More than half of the 72,000 immigrants entering the EU illegally in 2012 came via Turkey — most of them into Greece, others to Bulgaria — according to Frontex, the EU border agency. The vast majority of those who crossed into Greece and Bulgaria this year are Syrians fleeing the war at home.

Analysts cautioned that it is unclear how much of an impact Monday’s agreement could ultimately have. The agreement could be useful in returning undocumented economic migrants, but wouldn’t apply to anyone seeking asylum.

National policies on migration across the bloc remain riddled with contradictions and mixed signals. And Turkey’s capacity for policing its own long borders remains low, while Turkish officials said Ankara would retain the right to suspend the agreement if authorities couldn’t cope with the influx.

« Three years is a short time frame to put this agreement into place and make it effective; it’s very ambitious, » said Elizabeth Collett, director at the Brussels-based think tank Migration Policy Institute. « Turkey still has its own humanitarian emergency situation with Syria. More broadly there is an issue of capacity and expertise. »

Calls for action have been growing louder as Greece and the rest of the EU have sunk into economic malaise and Istanbul has become more prominent as a migrant-smuggling hub.

In late 2012 Greece erected a 6-mile wall along its northern border with Turkey, stopping many from entering but also pushing the flow of migrants to seek to cross the Aegean Sea — a much-more dangerous journey.

Turkish analysts said any progress toward visa-free travel to Europe for Turkish citizens would be seen as an « important and concrete step » toward boosting bilateral ties.

« For Turkey, it has a high political and symbolic value, as there is a perception that the EU doesn’t want us, » said Cengiz Aktar, director of the EU department in Istanbul’s Bahcesehir University.

Yet relations between Ankara and Brussels remain prickly; Many Turkish officials consider Brussels insincere in its offer of EU membership, while European officials privately voice serious doubts about Mr. Erdogan’s desire to push through EU-inspired political changes.
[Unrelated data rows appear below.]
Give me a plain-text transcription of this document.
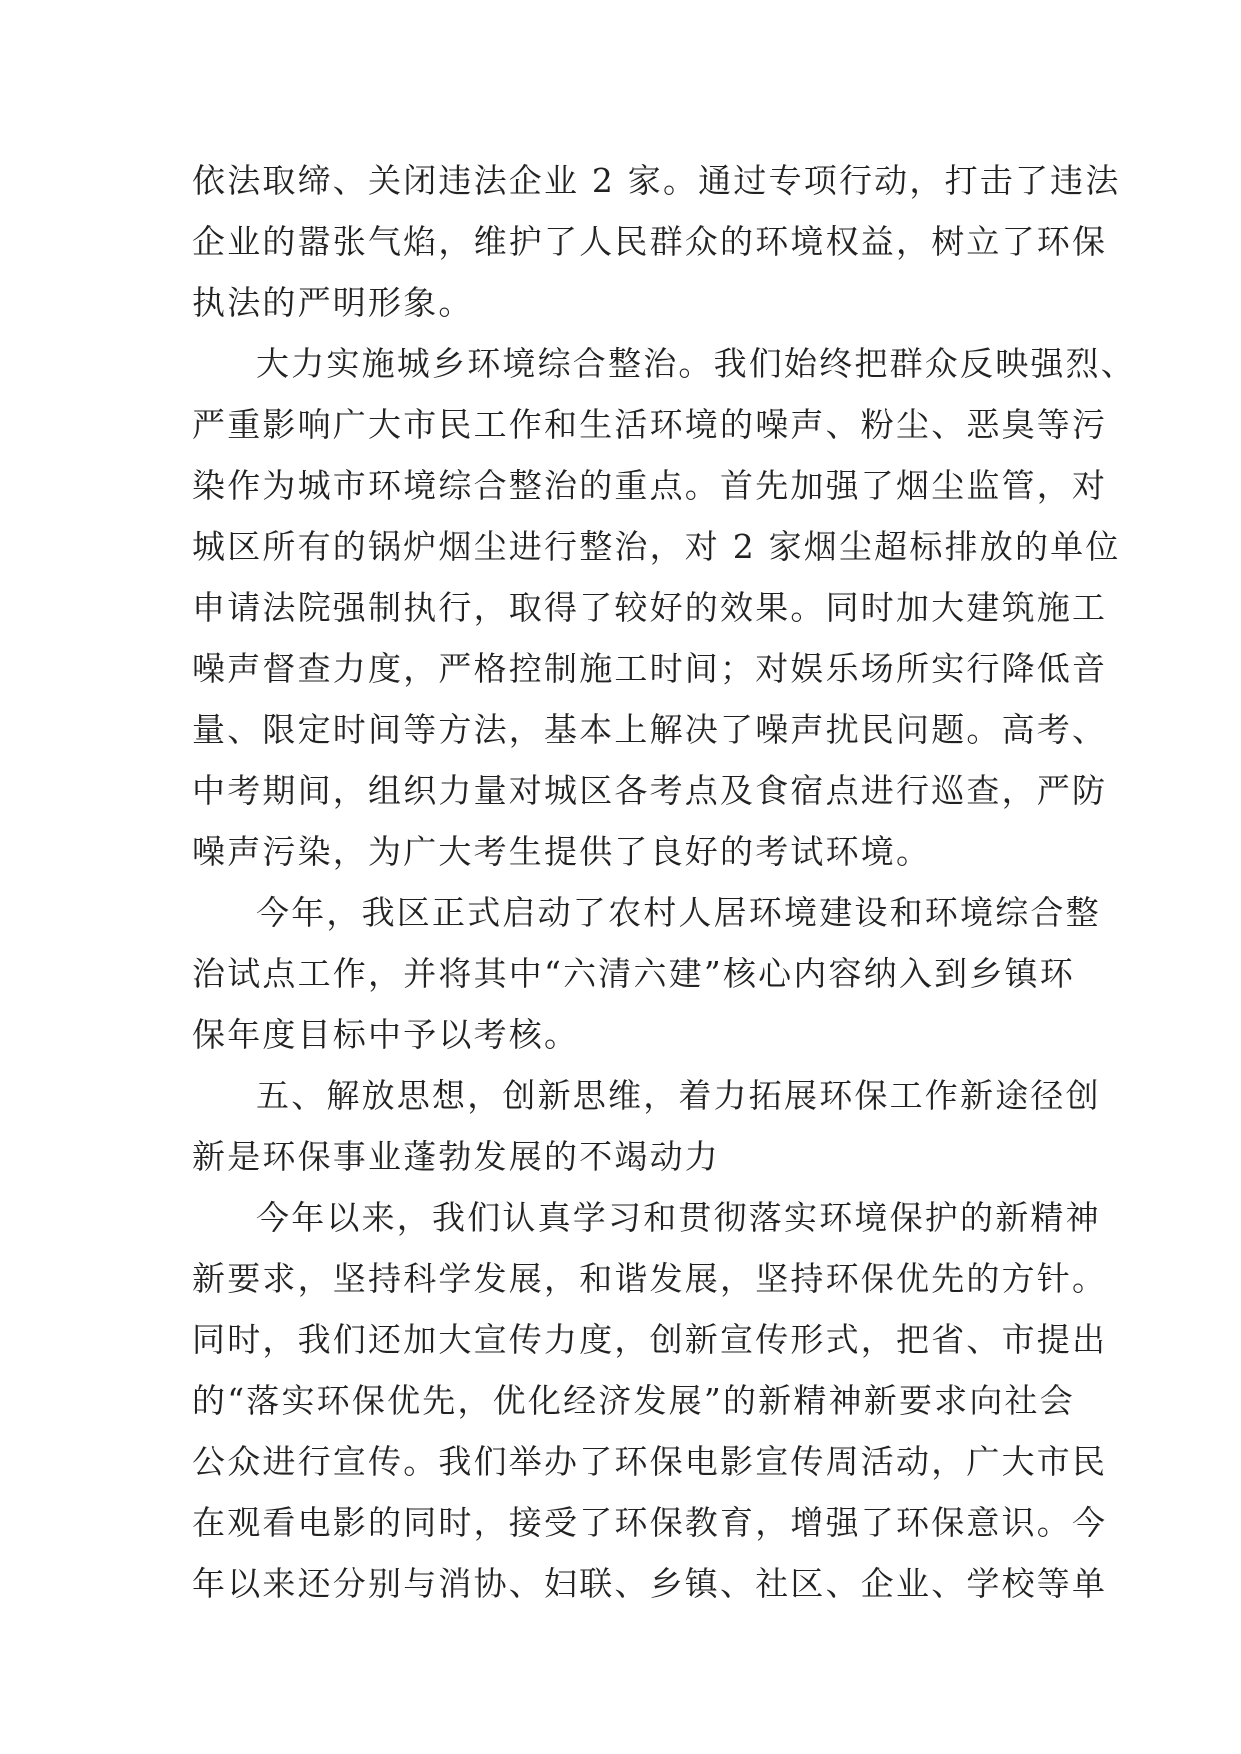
依法取缔、关闭违法企业 2 家。通过专项行动，打击了违法
企业的嚣张气焰，维护了人民群众的环境权益，树立了环保
执法的严明形象。
大力实施城乡环境综合整治。我们始终把群众反映强烈、
严重影响广大市民工作和生活环境的噪声、粉尘、恶臭等污
染作为城市环境综合整治的重点。首先加强了烟尘监管，对
城区所有的锅炉烟尘进行整治，对 2 家烟尘超标排放的单位
申请法院强制执行，取得了较好的效果。同时加大建筑施工
噪声督查力度，严格控制施工时间；对娱乐场所实行降低音
量、限定时间等方法，基本上解决了噪声扰民问题。高考、
中考期间，组织力量对城区各考点及食宿点进行巡查，严防
噪声污染，为广大考生提供了良好的考试环境。
今年，我区正式启动了农村人居环境建设和环境综合整
治试点工作，并将其中“六清六建”核心内容纳入到乡镇环
保年度目标中予以考核。
五、解放思想，创新思维，着力拓展环保工作新途径创
新是环保事业蓬勃发展的不竭动力
今年以来，我们认真学习和贯彻落实环境保护的新精神
新要求，坚持科学发展，和谐发展，坚持环保优先的方针。
同时，我们还加大宣传力度，创新宣传形式，把省、市提出
的“落实环保优先，优化经济发展”的新精神新要求向社会
公众进行宣传。我们举办了环保电影宣传周活动，广大市民
在观看电影的同时，接受了环保教育，增强了环保意识。今
年以来还分别与消协、妇联、乡镇、社区、企业、学校等单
Last week, EU officials voiced concerns about press freedom in Turkey. Over the summer some European policy makers sharply criticized Mr. Erdogan’s response to antigovernment protests.

Mr. Erdogan has in recent years chafed at the EU’s demands for changes as Turkey’s economy boomed and its regional clout grew in tandem with a reorientation of foreign policy toward the Arab world.